Cort Guitars, acclaimed for creating instruments that exceed in value and quality, introduces the Essence Series. This stunning set of acoustic guitars is designed for musicians looking for the quintessential classic acoustic guitar with fabulous tone all at an exceptional price point. The Essence Series features two distinct body shapes: The Grand Auditorium and the OM Cutaway. Whatever the flavor, the Essence Series has the style to suit.
The Essence-GA-4 is the perfect Grand Auditorium acoustic. Wider than a dreadnought, the Essence-GA-4 features a deep body with a narrower waist and a width of 1 ¾” (45mm) at the nut. The result is an instrument that is ideal for any number of playing styles: Picking… strumming… the Essence GA-4 is completely up for the task.
The Essence-OM-4 features a shallower body creating a closer connection to the player allowing for ease of use on stage. With its 1 11/16’th (43mm) nut width, this Orchestra Model is great for fingerpickers or singer/guitarists looking for better body contact for an overall better playing experience.
Both acoustics are topped with a torrefied solid Sitka Spruce top using Cort’s ATV process. The ATV process or “Aged to Vintage”, “ages” the Spruce top to give it the big and open tone of older, highly-sought-after acoustics. To further enhance those vintage tones, the tops bracing is also made of torrefied spruce. The mahogany neck, back, and sides create a warm, robust midrange and bright highs. A rosewood fingerboard and bridge add for a more balanced sound and sustain. The result is amazing tone at first strum. 18:1 Vintage Open Gear Tuners on the mahogany headstock offer precise tuning with vintage styling. The herringbone rosette & purfling accentuates the aesthetics of these instruments adding to their appeal. Both acoustics come in two choices of finish. Natural Semi-Gloss allows the Sitka spruce’s natural beauty to shine through and classic Black Top Semi-Gloss.

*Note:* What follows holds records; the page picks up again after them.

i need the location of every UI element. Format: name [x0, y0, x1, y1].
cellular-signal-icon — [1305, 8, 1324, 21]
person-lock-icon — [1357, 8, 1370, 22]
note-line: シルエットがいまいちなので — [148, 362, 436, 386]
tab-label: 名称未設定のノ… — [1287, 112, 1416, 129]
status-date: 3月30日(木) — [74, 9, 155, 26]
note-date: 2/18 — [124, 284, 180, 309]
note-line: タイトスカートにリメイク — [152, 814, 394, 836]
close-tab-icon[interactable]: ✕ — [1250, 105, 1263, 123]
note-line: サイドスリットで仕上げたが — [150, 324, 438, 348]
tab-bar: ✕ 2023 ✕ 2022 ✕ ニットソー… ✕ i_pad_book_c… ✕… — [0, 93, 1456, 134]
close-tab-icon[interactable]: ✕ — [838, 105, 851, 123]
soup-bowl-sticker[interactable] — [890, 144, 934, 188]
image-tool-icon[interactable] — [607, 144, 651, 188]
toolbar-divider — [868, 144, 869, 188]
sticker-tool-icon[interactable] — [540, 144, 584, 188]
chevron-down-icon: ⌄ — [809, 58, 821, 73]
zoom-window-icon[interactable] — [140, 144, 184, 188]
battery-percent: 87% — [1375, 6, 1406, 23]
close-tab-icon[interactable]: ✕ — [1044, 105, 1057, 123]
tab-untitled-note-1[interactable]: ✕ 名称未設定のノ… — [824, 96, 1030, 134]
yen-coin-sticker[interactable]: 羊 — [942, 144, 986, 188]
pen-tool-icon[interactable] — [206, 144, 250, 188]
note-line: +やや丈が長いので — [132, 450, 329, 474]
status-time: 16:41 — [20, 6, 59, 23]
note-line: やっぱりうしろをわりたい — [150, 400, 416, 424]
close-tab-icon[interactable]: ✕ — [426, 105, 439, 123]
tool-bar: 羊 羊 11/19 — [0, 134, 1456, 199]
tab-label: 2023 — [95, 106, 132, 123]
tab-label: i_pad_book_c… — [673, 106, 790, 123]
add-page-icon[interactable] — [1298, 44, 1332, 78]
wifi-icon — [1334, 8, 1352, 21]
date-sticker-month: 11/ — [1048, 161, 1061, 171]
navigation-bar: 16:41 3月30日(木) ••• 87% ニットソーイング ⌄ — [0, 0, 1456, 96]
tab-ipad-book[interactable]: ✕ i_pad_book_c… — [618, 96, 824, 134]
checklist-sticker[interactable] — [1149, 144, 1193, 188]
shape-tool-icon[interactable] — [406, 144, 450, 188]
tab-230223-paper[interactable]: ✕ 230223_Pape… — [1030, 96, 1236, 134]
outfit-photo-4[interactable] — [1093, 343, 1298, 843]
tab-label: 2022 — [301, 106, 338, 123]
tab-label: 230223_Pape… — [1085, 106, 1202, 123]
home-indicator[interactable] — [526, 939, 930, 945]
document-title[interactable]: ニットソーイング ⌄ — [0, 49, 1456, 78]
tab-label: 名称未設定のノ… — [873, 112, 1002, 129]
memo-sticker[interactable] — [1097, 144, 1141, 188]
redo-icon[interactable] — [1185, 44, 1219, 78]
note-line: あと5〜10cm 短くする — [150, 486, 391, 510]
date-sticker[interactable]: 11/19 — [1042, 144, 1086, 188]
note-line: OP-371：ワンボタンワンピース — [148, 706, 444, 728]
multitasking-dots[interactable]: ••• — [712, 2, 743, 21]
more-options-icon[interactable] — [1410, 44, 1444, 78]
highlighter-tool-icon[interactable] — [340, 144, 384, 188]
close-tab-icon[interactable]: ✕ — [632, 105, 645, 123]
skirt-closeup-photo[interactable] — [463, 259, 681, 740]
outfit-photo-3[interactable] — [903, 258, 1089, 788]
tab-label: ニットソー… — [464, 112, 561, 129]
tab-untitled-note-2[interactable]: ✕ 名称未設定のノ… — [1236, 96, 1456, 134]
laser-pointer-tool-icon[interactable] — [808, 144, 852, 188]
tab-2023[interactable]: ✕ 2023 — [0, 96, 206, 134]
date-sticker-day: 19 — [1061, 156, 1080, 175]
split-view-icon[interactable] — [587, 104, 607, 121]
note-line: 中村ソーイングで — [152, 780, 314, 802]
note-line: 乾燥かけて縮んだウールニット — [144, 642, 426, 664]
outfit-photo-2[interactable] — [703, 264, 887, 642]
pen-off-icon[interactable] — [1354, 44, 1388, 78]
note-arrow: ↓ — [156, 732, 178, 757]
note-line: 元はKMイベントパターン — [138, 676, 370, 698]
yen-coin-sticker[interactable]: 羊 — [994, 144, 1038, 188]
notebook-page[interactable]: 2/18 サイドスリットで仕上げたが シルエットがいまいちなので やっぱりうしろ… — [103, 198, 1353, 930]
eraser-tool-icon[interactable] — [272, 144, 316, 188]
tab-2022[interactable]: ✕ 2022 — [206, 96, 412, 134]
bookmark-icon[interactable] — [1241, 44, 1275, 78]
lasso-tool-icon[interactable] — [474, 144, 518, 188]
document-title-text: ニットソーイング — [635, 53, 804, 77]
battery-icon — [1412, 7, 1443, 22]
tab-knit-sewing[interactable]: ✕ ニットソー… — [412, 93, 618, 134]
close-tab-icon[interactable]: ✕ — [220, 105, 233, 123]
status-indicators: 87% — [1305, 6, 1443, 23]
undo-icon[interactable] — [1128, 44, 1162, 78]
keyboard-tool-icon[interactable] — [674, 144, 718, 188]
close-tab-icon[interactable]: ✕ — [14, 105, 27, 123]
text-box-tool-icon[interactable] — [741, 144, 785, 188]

A Fishman® Presys VT EQ System is installed inside the body versus other systems that cut into the body to be installed. This means the instrument keeps its natural resonance and acoustic flair. The Presys VT EQ System keeps it simple with only Volume and Tone controls resulting in a true, crisp acoustic sound. Lastly, Elixir® Nanoweb Phosphor Bronze Light .012-.053 Acoustic Strings round out these acoustics. This Number 1 acoustic guitar string delivers consistent performance and extended tone life with phosphor bronze sparkle and warmth. The Essence Series takes all these elements, combines them, and exceeds in playability, looks, and affordability.